Erika Cheung, who along with Tyler Shultz and several anonymous whistleblowers helped reveal allegations of fraudulent practices at the company, says she was initially surprised the scandal generated so much interest.
“It was a bit shocking to me how many people are entranced with this story,” she tells Fora.
“But it’s also kind of understandable because it is very sensational and sort of spectacular in its own way. It’s probably one of the biggest cases of fraud that we have seen in Silicon Valley.”
Cheung worked as a lab associate at Theranos for seven months and was interviewed for the role by Holmes herself.
“Honestly, meeting Elizabeth Holmes is not much different than all the press that you see of her. She was Theranos. That didn’t really change much whenever you spoke to her,” Cheung says.
“I very rarely spoke to her about anything else aside from the company … she did have a way of really selling the vision of what we were doing and the mission of the company.”
Cheung started to spot red flags after about a month on the job. She was alarmed to find patient samples were being tested with faulty technology and that colleagues were cherrypicking data just so they could churn out results.
“There were no protocols on what to do in case of an error … There was just no care. Give the patient a number. It doesn’t matter how that was generated or if there was any inaccuracy,” she says.
In the book Bad Blood by John Carreyrou, the reporter who blew the lid on the company, Theranos is portrayed as an intimidating, hellish workplace built on a culture of fear and secrecy.
Is that how it was for Cheung?
“I would describe it as the wild, wild west of blood diagnostics and working in a clinical lab … I have never experienced so much stress in a workplace ever and I’ve never cried so much on the job since that experience,” she says.
“Reading John Carreyrou’s book was a bit surreal for me. I hadn’t quite realised how bad it was for how long because I had come in pretty late in the game.
“I was probably just as shocked as everyone else about some of the details that had come forward.
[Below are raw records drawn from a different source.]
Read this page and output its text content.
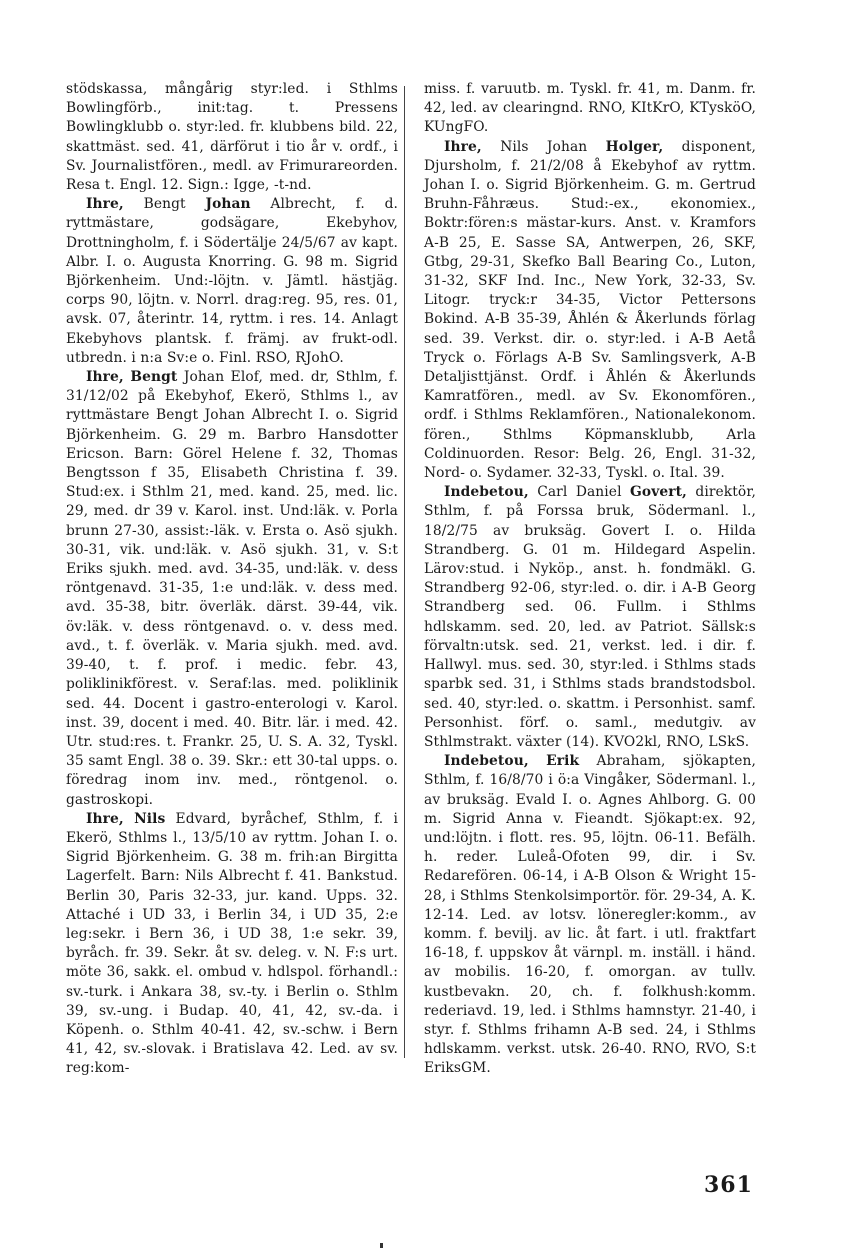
stödskassa, mångårig styr:led. i Sthlms Bowlingförb., init:tag. t. Pressens Bowlingklubb o. styr:led. fr. klubbens bild. 22, skattmäst. sed. 41, därförut i tio år v. ordf., i Sv. Journalistfören., medl. av Frimurareorden. Resa t. Engl. 12. Sign.: Igge, -t-nd.

Ihre, Bengt Johan Albrecht, f. d. ryttmästare, godsägare, Ekebyhov, Drottningholm, f. i Södertälje 24/5/67 av kapt. Albr. I. o. Augusta Knorring. G. 98 m. Sigrid Björkenheim. Und:-löjtn. v. Jämtl. hästjäg. corps 90, löjtn. v. Norrl. drag:reg. 95, res. 01, avsk. 07, återintr. 14, ryttm. i res. 14. Anlagt Ekebyhovs plantsk. f. främj. av frukt-odl. utbredn. i n:a Sv:e o. Finl. RSO, RJohO.

Ihre, Bengt Johan Elof, med. dr, Sthlm, f. 31/12/02 på Ekebyhof, Ekerö, Sthlms l., av ryttmästare Bengt Johan Albrecht I. o. Sigrid Björkenheim. G. 29 m. Barbro Hansdotter Ericson. Barn: Görel Helene f. 32, Thomas Bengtsson f 35, Elisabeth Christina f. 39. Stud:ex. i Sthlm 21, med. kand. 25, med. lic. 29, med. dr 39 v. Karol. inst. Und:läk. v. Porla brunn 27-30, assist:-läk. v. Ersta o. Asö sjukh. 30-31, vik. und:läk. v. Asö sjukh. 31, v. S:t Eriks sjukh. med. avd. 34-35, und:läk. v. dess röntgenavd. 31-35, 1:e und:läk. v. dess med. avd. 35-38, bitr. överläk. därst. 39-44, vik. öv:läk. v. dess röntgenavd. o. v. dess med. avd., t. f. överläk. v. Maria sjukh. med. avd. 39-40, t. f. prof. i medic. febr. 43, poliklinikförest. v. Seraf:las. med. poliklinik sed. 44. Docent i gastro-enterologi v. Karol. inst. 39, docent i med. 40. Bitr. lär. i med. 42. Utr. stud:res. t. Frankr. 25, U. S. A. 32, Tyskl. 35 samt Engl. 38 o. 39. Skr.: ett 30-tal upps. o. föredrag inom inv. med., röntgenol. o. gastroskopi.

Ihre, Nils Edvard, byråchef, Sthlm, f. i Ekerö, Sthlms l., 13/5/10 av ryttm. Johan I. o. Sigrid Björkenheim. G. 38 m. frih:an Birgitta Lagerfelt. Barn: Nils Albrecht f. 41. Bankstud. Berlin 30, Paris 32-33, jur. kand. Upps. 32. Attaché i UD 33, i Berlin 34, i UD 35, 2:e leg:sekr. i Bern 36, i UD 38, 1:e sekr. 39, byråch. fr. 39. Sekr. åt sv. deleg. v. N. F:s urt. möte 36, sakk. el. ombud v. hdlspol. förhandl.: sv.-turk. i Ankara 38, sv.-ty. i Berlin o. Sthlm 39, sv.-ung. i Budap. 40, 41, 42, sv.-da. i Köpenh. o. Sthlm 40-41. 42, sv.-schw. i Bern 41, 42, sv.-slovak. i Bratislava 42. Led. av sv. reg:kom-

miss. f. varuutb. m. Tyskl. fr. 41, m. Danm. fr. 42, led. av clearingnd. RNO, KItKrO, KTysköO, KUngFO.

Ihre, Nils Johan Holger, disponent, Djursholm, f. 21/2/08 å Ekebyhof av ryttm. Johan I. o. Sigrid Björkenheim. G. m. Gertrud Bruhn-Fåhræus. Stud:-ex., ekonomiex., Boktr:fören:s mästar-kurs. Anst. v. Kramfors A-B 25, E. Sasse SA, Antwerpen, 26, SKF, Gtbg, 29-31, Skefko Ball Bearing Co., Luton, 31-32, SKF Ind. Inc., New York, 32-33, Sv. Litogr. tryck:r 34-35, Victor Pettersons Bokind. A-B 35-39, Åhlén & Åkerlunds förlag sed. 39. Verkst. dir. o. styr:led. i A-B Aetå Tryck o. Förlags A-B Sv. Samlingsverk, A-B Detaljisttjänst. Ordf. i Åhlén & Åkerlunds Kamratfören., medl. av Sv. Ekonomfören., ordf. i Sthlms Reklamfören., Nationalekonom. fören., Sthlms Köpmansklubb, Arla Coldinuorden. Resor: Belg. 26, Engl. 31-32, Nord- o. Sydamer. 32-33, Tyskl. o. Ital. 39.

Indebetou, Carl Daniel Govert, direktör, Sthlm, f. på Forssa bruk, Södermanl. l., 18/2/75 av bruksäg. Govert I. o. Hilda Strandberg. G. 01 m. Hildegard Aspelin. Lärov:stud. i Nyköp., anst. h. fondmäkl. G. Strandberg 92-06, styr:led. o. dir. i A-B Georg Strandberg sed. 06. Fullm. i Sthlms hdlskamm. sed. 20, led. av Patriot. Sällsk:s förvaltn:utsk. sed. 21, verkst. led. i dir. f. Hallwyl. mus. sed. 30, styr:led. i Sthlms stads sparbk sed. 31, i Sthlms stads brandstodsbol. sed. 40, styr:led. o. skattm. i Personhist. samf. Personhist. förf. o. saml., medutgiv. av Sthlmstrakt. växter (14). KVO2kl, RNO, LSkS.

Indebetou, Erik Abraham, sjökapten, Sthlm, f. 16/8/70 i ö:a Vingåker, Södermanl. l., av bruksäg. Evald I. o. Agnes Ahlborg. G. 00 m. Sigrid Anna v. Fieandt. Sjökapt:ex. 92, und:löjtn. i flott. res. 95, löjtn. 06-11. Befälh. h. reder. Luleå-Ofoten 99, dir. i Sv. Redarefören. 06-14, i A-B Olson & Wright 15-28, i Sthlms Stenkolsimportör. för. 29-34, A. K. 12-14. Led. av lotsv. löneregler:komm., av komm. f. bevilj. av lic. åt fart. i utl. fraktfart 16-18, f. uppskov åt värnpl. m. inställ. i händ. av mobilis. 16-20, f. omorgan. av tullv. kustbevakn. 20, ch. f. folkhush:komm. rederiavd. 19, led. i Sthlms hamnstyr. 21-40, i styr. f. Sthlms frihamn A-B sed. 24, i Sthlms hdlskamm. verkst. utsk. 26-40. RNO, RVO, S:t EriksGM.

361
I wish that those things had been reported on Glassdoor,” she laughs.
Cheung’s experience of blowing the whistle on Theranos wasn’t easy.
She spoke anonymously to Carreyrou for his initial Wall Street Journal report. Prior to publication, the company got wind of his sources and aggressively tried to legally threaten Cheung. She also believes the company had hired private investigators to follow her.
On the advice of a lawyer, she ultimately filed a complaint with federal health regulators.
Cheung never intended to go public about her experience at Theranos, but her name appeared in court documents released after the company settled a class-action investor lawsuit.
Initially fearful of a potential retaliation, Cheung now embraces her status as a whistleblower – the only thing she would have done differently is report the company sooner.
“When you come forward and when you do the right thing, even against these players that seem to have so much more power and force over you in the situation, goodness can prevail.
“Being an ally to other people who are maybe in a similar situation has now become a strong calling for me. It’s not something that I reject anymore.”
Along with Tyler Shultz, Cheung has gone on to co-found a non-profit organisation called Ethics in Entrepreneurship, which aims to educate startup founders, investors and tech workers about ethical practices and provide information about whistleblower protection.
Based in California, Ethics in Entrepreneurship will soon open a Hong Kong office and hopes to open chapters in the UK, Brazil, Australia and beyond.
Using Theranos as a cautionary tale, Cheung’s overall hope is for more organisations to prioritise ethics and to “create a culture where anyone, despite any level of experience can come forward and say they’ve someone behave badly”.
“It’s unfortunate that it takes a scandal for people to think about ethics and to think about building better organisations, but at least we have the momentum to start changing things.”
Erika Cheung will speak at Inspirefest in Dublin on 16 May.